Elizabeth Blackburn won the Nobel Prize in medicine for her discovery of Telomarese, the enzyme that replenishes the telomere (a protective structure at the end of chromosomes). Her work has huge implications for the study of cancer and human longevity. Extracts from a Walk the Talk interview with Shekhar Gupta, aired on NDTV 24x7 on February 16, 2009.
Shekhar Gupta: If stem cells, cloning, cancer research, molecular biology are considered the frontier areas of today’s medical science, then my guest this week is its superstar. In fact, she’s been called the queen of that business. Professor Elizabeth Blackburn, welcome to Walk The Talk.
Elizabeth Blackburn: Thank you. I’m thrilled to be here.
Shekhar Gupta: You have an added distinction, you’ve been fired by President Bush.
Elizabeth Blackburn: For just doing what I do, which is to say “get the science right, get the science right.” That wasn’t a very popular attitude in the Commission or the Council that I was serving on as an advisor.

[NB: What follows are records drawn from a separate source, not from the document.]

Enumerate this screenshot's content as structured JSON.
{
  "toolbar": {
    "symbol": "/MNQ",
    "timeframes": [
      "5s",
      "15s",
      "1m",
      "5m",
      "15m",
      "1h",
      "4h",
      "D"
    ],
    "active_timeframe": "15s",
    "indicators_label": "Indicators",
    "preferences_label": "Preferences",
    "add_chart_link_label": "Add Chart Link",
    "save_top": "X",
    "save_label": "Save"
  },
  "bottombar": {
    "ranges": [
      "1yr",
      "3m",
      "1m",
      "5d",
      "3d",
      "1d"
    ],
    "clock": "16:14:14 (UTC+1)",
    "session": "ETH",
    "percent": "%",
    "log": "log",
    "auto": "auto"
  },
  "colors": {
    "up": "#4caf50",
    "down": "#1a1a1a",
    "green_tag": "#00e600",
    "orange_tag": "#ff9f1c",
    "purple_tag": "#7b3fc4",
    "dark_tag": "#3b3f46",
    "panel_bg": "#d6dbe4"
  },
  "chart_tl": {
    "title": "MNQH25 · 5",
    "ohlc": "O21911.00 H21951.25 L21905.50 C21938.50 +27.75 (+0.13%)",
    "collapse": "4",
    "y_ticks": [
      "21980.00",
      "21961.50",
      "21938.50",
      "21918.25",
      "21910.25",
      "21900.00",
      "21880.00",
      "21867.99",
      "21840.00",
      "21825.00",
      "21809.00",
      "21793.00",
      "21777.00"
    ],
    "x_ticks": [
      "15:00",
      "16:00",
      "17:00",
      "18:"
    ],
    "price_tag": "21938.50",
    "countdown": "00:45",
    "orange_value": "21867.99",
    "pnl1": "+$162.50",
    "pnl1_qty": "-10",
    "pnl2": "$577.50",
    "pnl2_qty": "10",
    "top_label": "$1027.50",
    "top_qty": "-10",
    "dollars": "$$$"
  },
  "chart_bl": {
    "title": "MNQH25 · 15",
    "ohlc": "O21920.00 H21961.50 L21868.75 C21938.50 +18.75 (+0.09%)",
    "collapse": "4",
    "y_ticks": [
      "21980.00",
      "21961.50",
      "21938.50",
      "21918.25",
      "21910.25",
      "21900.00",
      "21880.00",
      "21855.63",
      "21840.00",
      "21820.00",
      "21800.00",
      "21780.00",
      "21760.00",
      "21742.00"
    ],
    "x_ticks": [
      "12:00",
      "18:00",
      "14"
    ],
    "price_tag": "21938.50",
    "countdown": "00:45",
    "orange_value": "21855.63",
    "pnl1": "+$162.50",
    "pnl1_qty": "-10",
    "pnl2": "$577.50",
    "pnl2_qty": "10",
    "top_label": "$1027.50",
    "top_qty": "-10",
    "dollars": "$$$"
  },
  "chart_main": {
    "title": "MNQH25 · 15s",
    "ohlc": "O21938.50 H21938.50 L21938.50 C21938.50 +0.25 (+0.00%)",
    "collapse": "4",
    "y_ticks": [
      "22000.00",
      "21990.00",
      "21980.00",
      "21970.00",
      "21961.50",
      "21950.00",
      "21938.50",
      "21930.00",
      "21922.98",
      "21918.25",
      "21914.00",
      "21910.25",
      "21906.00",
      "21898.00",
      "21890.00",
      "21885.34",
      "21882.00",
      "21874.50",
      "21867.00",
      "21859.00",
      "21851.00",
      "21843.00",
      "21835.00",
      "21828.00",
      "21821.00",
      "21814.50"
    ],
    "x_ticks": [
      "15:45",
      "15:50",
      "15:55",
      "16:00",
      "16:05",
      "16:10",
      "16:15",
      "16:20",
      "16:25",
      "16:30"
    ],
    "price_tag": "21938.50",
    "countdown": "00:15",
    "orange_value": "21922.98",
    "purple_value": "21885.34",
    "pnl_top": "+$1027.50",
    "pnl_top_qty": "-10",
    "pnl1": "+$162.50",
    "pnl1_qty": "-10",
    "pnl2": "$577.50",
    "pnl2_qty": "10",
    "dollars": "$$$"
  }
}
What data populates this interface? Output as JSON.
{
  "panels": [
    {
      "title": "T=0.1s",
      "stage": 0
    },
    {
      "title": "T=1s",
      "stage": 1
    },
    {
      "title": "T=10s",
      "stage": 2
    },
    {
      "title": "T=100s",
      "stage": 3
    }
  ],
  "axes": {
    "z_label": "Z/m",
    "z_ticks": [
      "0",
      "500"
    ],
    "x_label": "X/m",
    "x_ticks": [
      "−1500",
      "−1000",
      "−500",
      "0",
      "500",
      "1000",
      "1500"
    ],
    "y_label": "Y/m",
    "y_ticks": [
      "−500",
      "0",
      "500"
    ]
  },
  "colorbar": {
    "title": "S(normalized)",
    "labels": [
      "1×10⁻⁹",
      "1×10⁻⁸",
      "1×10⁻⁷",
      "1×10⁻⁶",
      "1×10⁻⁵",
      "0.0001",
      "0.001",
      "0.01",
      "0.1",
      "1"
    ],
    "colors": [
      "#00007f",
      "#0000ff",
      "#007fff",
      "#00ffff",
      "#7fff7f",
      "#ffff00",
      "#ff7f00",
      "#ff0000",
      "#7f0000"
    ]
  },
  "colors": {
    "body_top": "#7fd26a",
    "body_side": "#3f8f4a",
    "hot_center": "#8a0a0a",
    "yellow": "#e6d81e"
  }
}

Shekhar Gupta: The Commission on Bioethics.
Elizabeth Blackburn: The President’s Council on Bioethics, a federal commission whose mandate is to advise on National Science policy. So I thought it was very important to get at least the science right, and then one makes decisions after that. So it was very interesting and I believe, quite characteristic of other aspects of this past administration, that there was this wish not to get the science right and that of course is very antithetical to how scientists feel.